# 4 Days. Questions/Comments



## Animage (Dec 5, 2010)

Everything is going well so far. They both love their chicken leg quarters and have become quite efficient at eating them. Sasha who normally is a picky/fussy eater now cant seem to get enough. Hopefully she will put the weight on that she needs. 

I found that WalMart has leg quarters for $.59/lb in a 10 lb bag. Only diffrece I can tell from what I got at the Meat Processor is the Meat Processor didnt clean the kidney and that off. 

On my "shopping spree" at WalMart today I found some discounted meat. They had the 5lb ground beef rolls marked down to 5.07 from 10.50. Whole Cut chickens marked down to $.97/lb some thigh meat for 1.07/lb.
In all today I got 25lbs groundbeef 3 whole chickens 10 lbs 1/4s 55oz thigh meat for $48

I bought some really cheap and small turkey drumsticks. Are all turkey legs too big for an adult GSD or could some smaller onces be utlized. I'll cut the meat off if they cant so no big deal really.


----------



## Lauri & The Gang (Jun 28, 2001)

I don't like to give turkey legs because I find the bones tend to be too hard for my guys.

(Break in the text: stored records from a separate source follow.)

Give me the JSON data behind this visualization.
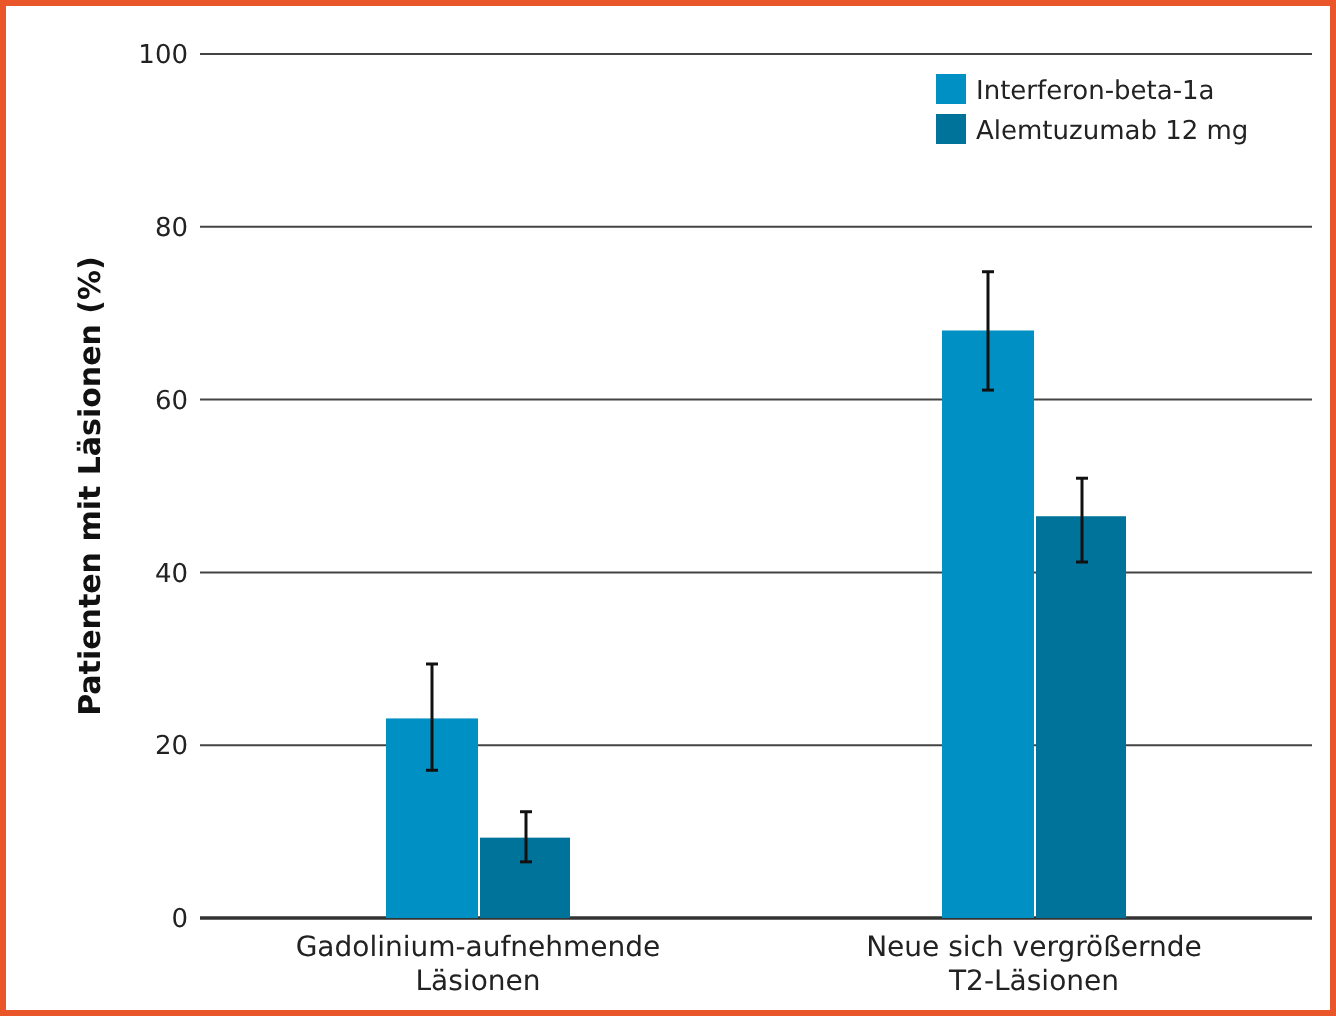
{
  "chart_data": {
    "type": "bar",
    "ylabel": "Patienten mit Läsionen (%)",
    "categories": [
      "Gadolinium-aufnehmende Läsionen",
      "Neue sich vergrößernde T2-Läsionen"
    ],
    "series": [
      {
        "name": "Interferon-beta-1a",
        "color": "#0090c4",
        "values": [
          23.1,
          68
        ],
        "errors": [
          [
            17.1,
            29.4
          ],
          [
            61.1,
            74.8
          ]
        ]
      },
      {
        "name": "Alemtuzumab 12 mg",
        "color": "#00739a",
        "values": [
          9.3,
          46.5
        ],
        "errors": [
          [
            6.5,
            12.3
          ],
          [
            41.2,
            50.9
          ]
        ]
      }
    ],
    "ylim": [
      0,
      100
    ],
    "yticks": [
      0,
      20,
      40,
      60,
      80,
      100
    ],
    "grid": "y",
    "legend": "top right"
  }
}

Chickens are butchered at 8 weeks of age. Turkeys are MUCH older and so the bones have longer to 'harden'.

Some people feed turkey legs and wings without a problem. I personally would hold off on giving those at the beginning of your switch. 

Pork Spare Ribs are an easier bone - even my Cocker can handle those!


----------



## onyx'girl (May 18, 2007)

I'm glad to hear your WM will discount food to the public before they toss it. I try not to feed any weight bearing bones from anything other than chicken(but have give turkey hen bones with no problems). Congrats on your score with the resource, but try to get other than wal-mart food. Venison, rabbit and green tripe would be in my rotation.


----------



## SchDDR (Dec 29, 2010)

About a year ago, a store in my area had a huge sale on turkey. Whole frozen turkeys were 30 cents per lb.
When I told them I wanted to buy 30 turkeys, they were willing to slice the frozen turkeys into 1.5" thick sections with their meat slicer.
Never ran into any issues feeding that batch. I wish they'd have a sale that good again, it worked out really well.


----------